Чтобы не посылать его еще раз на х. й и тем самым не навлекать на свою голову нового круга бед, Тимурхан вяло махнул рукой и согласился.
— Пайдум ки ниму! — предложил Кун-охун, и они, опираясь друг на друга, пошли в сторону хлопзавода к Мефодию-юрфаку — первому интеллигенту
— Чё теперь будет с нами? — и ответить на этот вопрос мог и впрямь только лишь Мефодий, к которому охотно согласился идти Тимурхан, поскольку знал, что к Мефодию без бутылки не ходят. Об этом знал, впрочем, весь Гилас: вливаешь в него бутылку «бормотухи», и она вытекает из него бесплатной консультацией по любому праву — от римского и до колхозно-семейного.
Так вот, пока еще нервно вздрагивающие Кун-охун и Тимурхан ждут на солнцепёке возвращения с обеда Фёклы-шептуньи — продавщицы хлопзаводской лавки, а Фёкла-шептунья потешается внутри полуденного маневрового паровоза с учеником Акмолина — Харисом-гастролёром, два слова о Мефодии, что лежит у себя в бараке за пакхаузами, не зная чем опохмелиться после вчерашней консультации.
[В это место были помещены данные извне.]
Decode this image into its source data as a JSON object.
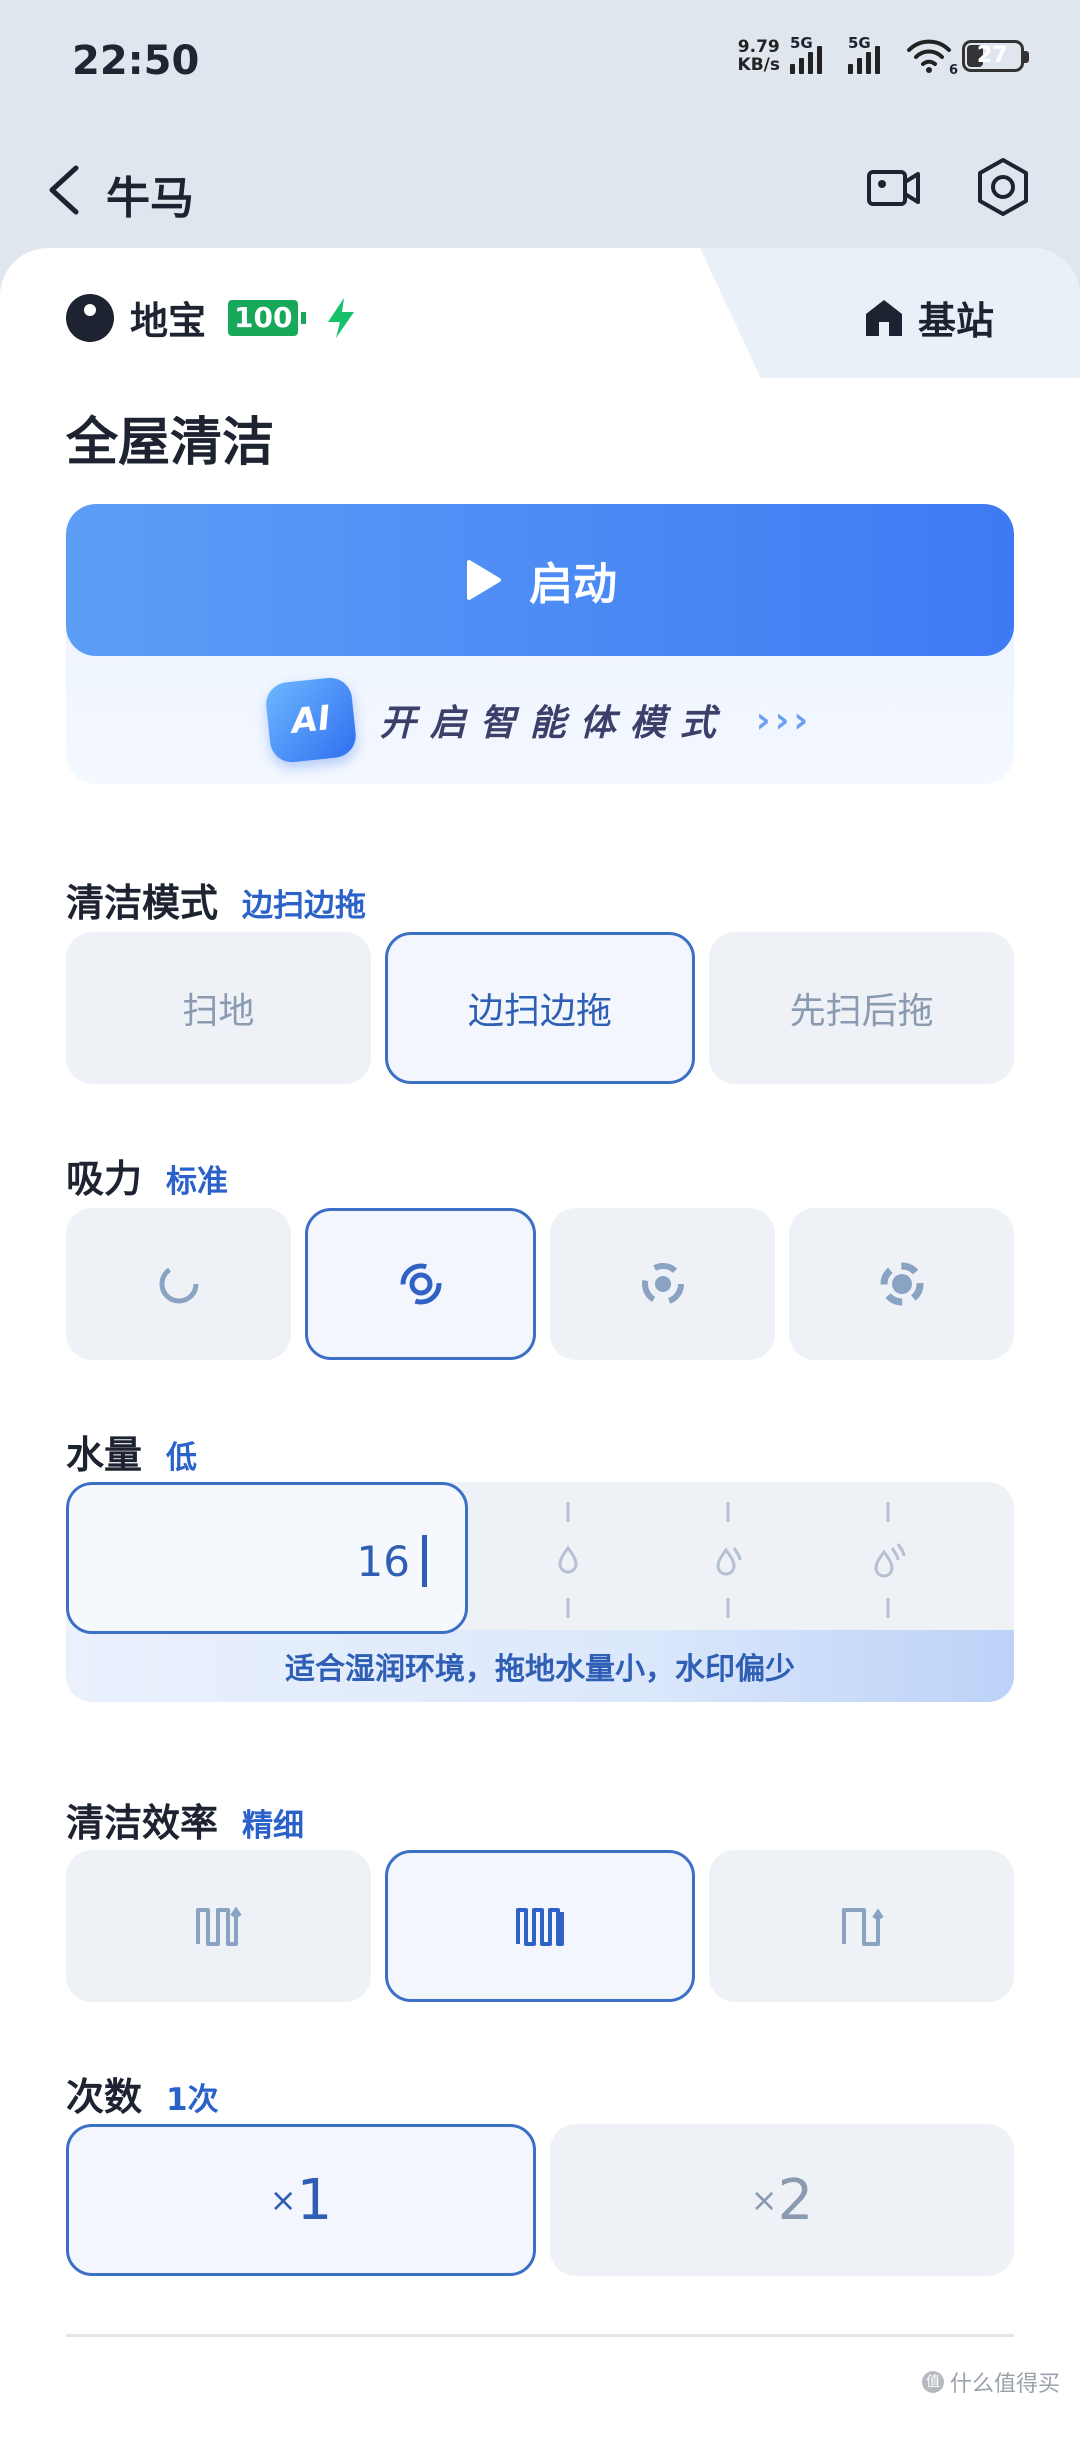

Дело в том, что Мефодий был будто бы последним побочным сыном великого русского путешественника Михаила Пржевальского, отметившего своим пребыванием огромные пространства от Кавказии и до Такла-Макана. Мать его — вдова из первого поколения туркестанских колонизаторов, простирывавшая за господином, едущим во внутреннюю Монголию открывать свою лошадь, во время одного из полосканий белья, когда она привычно подворачивала юбку доверху, была взята великим путешественником и только после Великого Октября призналась в этом сыну и родне. Пржевальский, как известно, умер, не дождавшись Октября, а потому Мефодий, посланный бывшим Туркестанским Географическим обществом учиться в Москву, начал знакомиться с делами и подвигами своего побочного отца лишь в Румянцевской библиотеке. Там же среди поколения новых штурмовиков науки, к которой Мефодий, кстати, не имел никакого положительного интереса, он обнаружил, что одновременно почти десяток людей исследуют исследования Пржевальского, а наиболее ценные письма и дневники и вовсе запрошены Кремлём.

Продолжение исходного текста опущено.